AgentSociety includes comprehensive utilities to support development and research:

Core Utilities

  • LLM API Adapter: Supports multiple LLM providers with consistent interface
  • Retry Mechanism: Automatically handles LLM API errors
  • JSON Parser: Processes structured responses from LLMs
  • Metric Recorder: Tracks statistical metrics during experiments
  • Logging and Saving: Archives simulation data in AVRO format and PostgreSQL

Social Science Toolbox

  • Intervention Tools:

    • Agent Configuration: Modifies internal settings before simulation
    • State Manipulation: Alters agent states during simulation
    • Message Notification: Sends external stimuli to agents
  • Interview System:

    • Enables direct questioning of agents
    • Processes responses without interrupting ongoing actions
    • Distributes questions via MQTT messaging
  • Survey System:

    • Distributes structured questionnaires to agents
    • Collects formatted responses for analysis
    • Supports various response formats (multiple-choice, ranking, etc.)

Performance Evaluation

Comprehensive performance testing reveals AgentSociety's capabilities and limitations:

Environment Performance

  • Successfully handles 1,000,000 agents with minimal degradation
  • Mean time per simulation step scales efficiently with agent count:
    • 10³ agents: 8.578×10⁻³ seconds
    • 10⁶ agents: 0.1680 seconds

Messaging System Performance

  • MQTT achieves 44,702 messages per second
  • Redis Pub/Sub: 81,216 messages per second (higher throughput but lacks built-in tools)
  • RabbitMQ: 23,667 messages per second

Overall System Performance

  • Successfully simulates 10,000+ agents with realistic behaviors
  • LLM API calls remain the primary bottleneck
  • Parallel execution significantly improves performance:
    • 10⁴ agents, 8 processes: 5,681 seconds per round
    • 10⁴ agents, 32 processes: 458 seconds per round

Technical Challenges and Solutions

Challenge: TCP Port Exhaustion

Problem: Individual agent processes would exhaust available TCP ports (65,535 limit)

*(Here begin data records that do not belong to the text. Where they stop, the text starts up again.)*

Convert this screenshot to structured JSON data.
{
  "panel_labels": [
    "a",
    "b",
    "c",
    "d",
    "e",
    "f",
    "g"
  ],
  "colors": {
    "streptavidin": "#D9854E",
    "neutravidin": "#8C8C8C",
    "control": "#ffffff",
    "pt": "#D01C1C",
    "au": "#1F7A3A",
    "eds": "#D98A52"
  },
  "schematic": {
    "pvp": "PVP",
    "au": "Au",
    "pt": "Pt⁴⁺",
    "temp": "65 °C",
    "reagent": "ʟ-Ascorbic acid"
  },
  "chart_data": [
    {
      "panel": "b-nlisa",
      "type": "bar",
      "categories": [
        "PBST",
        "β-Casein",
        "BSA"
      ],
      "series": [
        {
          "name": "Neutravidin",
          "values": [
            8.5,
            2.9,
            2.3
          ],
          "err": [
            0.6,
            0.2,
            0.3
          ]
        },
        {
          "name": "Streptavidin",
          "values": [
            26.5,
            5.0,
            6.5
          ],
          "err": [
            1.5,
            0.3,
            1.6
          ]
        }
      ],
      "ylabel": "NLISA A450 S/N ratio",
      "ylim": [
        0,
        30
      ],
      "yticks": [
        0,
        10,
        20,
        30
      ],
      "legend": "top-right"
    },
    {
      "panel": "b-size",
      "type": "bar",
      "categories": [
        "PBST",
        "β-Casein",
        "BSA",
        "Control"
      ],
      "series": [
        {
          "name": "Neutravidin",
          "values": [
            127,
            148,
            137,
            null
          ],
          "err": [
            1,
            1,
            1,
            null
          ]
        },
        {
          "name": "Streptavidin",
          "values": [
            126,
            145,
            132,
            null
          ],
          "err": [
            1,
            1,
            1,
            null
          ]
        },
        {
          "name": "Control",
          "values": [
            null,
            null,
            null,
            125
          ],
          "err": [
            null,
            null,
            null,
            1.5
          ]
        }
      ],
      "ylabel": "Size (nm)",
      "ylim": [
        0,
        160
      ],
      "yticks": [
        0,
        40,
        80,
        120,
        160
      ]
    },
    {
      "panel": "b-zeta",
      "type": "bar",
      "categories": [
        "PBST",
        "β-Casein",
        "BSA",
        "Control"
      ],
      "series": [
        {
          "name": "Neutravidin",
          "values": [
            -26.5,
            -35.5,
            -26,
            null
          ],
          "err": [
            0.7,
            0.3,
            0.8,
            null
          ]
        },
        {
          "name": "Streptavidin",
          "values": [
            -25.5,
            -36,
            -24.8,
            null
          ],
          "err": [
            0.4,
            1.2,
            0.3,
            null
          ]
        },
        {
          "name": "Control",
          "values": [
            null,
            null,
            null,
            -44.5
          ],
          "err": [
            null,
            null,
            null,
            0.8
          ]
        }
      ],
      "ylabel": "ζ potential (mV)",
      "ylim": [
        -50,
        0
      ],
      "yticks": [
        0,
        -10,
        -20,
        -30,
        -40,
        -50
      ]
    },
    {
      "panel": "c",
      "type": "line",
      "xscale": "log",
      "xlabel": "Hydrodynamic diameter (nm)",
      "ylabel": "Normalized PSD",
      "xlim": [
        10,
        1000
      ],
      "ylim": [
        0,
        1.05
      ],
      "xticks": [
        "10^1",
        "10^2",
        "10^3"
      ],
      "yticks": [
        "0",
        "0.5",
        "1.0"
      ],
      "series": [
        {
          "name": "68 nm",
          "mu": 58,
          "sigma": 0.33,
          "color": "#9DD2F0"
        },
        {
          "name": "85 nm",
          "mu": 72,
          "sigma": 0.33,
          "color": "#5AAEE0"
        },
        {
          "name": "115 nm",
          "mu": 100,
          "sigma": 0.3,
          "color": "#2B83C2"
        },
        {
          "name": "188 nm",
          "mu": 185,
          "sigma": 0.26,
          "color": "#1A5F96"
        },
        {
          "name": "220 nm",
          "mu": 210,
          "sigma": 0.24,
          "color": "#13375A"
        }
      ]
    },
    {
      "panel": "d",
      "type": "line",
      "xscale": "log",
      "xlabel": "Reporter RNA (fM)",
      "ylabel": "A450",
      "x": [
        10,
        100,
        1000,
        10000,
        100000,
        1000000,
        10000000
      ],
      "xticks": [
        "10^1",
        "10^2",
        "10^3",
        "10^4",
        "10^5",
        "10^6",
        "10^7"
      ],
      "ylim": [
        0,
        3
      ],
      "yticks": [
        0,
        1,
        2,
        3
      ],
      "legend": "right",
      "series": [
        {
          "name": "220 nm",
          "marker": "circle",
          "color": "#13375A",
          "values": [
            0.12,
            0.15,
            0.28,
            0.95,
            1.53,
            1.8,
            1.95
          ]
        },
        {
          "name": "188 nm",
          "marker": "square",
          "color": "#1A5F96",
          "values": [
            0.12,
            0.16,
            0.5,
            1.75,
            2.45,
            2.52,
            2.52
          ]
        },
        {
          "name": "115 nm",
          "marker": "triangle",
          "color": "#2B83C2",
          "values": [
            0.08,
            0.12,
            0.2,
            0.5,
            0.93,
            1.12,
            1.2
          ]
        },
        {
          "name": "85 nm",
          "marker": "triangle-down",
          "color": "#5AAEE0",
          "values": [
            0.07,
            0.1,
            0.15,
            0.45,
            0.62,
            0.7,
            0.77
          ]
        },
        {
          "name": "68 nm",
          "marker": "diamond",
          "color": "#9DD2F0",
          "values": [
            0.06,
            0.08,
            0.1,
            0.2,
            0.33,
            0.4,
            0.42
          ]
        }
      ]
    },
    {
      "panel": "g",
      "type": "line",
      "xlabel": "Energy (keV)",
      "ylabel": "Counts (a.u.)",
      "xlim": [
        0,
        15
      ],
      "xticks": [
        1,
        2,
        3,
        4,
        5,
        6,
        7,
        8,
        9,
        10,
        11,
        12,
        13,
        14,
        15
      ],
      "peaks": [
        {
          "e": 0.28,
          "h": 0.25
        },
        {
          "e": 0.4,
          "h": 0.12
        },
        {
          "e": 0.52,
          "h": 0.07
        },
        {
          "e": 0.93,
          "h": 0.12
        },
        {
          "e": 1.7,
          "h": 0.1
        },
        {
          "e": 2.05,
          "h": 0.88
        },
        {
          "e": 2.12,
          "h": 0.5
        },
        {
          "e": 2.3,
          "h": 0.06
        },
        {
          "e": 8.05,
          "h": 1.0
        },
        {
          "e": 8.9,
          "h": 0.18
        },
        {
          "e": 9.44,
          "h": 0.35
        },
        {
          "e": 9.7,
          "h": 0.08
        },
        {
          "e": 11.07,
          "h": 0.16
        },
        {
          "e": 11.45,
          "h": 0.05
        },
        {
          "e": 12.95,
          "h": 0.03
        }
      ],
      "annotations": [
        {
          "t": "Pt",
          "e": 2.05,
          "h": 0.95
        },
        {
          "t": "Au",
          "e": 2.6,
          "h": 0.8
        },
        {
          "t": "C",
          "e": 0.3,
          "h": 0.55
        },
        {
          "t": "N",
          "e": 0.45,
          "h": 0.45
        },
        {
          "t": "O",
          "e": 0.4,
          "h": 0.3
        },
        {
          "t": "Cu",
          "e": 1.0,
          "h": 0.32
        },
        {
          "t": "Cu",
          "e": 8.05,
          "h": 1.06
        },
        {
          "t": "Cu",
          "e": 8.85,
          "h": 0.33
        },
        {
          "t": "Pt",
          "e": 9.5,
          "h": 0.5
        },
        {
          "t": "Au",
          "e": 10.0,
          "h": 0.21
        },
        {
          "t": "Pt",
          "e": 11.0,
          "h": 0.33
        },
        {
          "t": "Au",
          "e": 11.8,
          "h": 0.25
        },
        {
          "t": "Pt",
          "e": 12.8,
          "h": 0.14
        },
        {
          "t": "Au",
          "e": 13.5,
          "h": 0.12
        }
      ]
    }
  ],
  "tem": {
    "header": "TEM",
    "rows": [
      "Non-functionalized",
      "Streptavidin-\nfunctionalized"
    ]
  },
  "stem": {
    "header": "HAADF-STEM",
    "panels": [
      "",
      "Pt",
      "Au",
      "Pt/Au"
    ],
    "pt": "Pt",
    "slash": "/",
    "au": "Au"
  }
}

Solution: Group-based execution with connection sharing

  • Multiple agents operate within single processes
  • Shared client connections to services
  • Maintains agent independence through asynchronous execution

Challenge: LLM API Latency

Problem: LLM API calls introduce significant latency

Solution: Asynchronous execution and parallelization

  • Concurrent LLM requests through asyncio
  • Multi-process execution through Ray
  • Connection pooling for efficient resource utilization

Challenge: Inter-agent Communication

Problem: Efficient message routing between thousands of agents

Solution: MQTT-based messaging system

  • Lightweight publish/subscribe architecture
  • Topic-based routing for efficient delivery
  • Scalable to hundreds of thousands of connections

Challenge: Data Management

Problem: Storing and analyzing massive simulation data

Solution: Hybrid storage approach

  • PostgreSQL for structured data with COPY FROM optimization
  • AVRO format for local file storage
  • mlflow for metric tracking and experiment comparison

Conclusion

AgentSociety's technical architecture represents a significant advancement in large-scale social simulation, addressing key challenges in scalability, communication, and computational efficiency. By leveraging distributed computing, asynchronous execution, and efficient messaging, the platform enables unprecedented scale and realism in agent-based social modeling.

The integration of sophisticated LLM-driven agents with a realistic societal environment and powerful simulation engine opens new possibilities for social science research, policy evaluation, and complex system modeling. As computational resources and LLM capabilities continue to advance, this architecture provides a foundation for even more ambitious simulations of human society.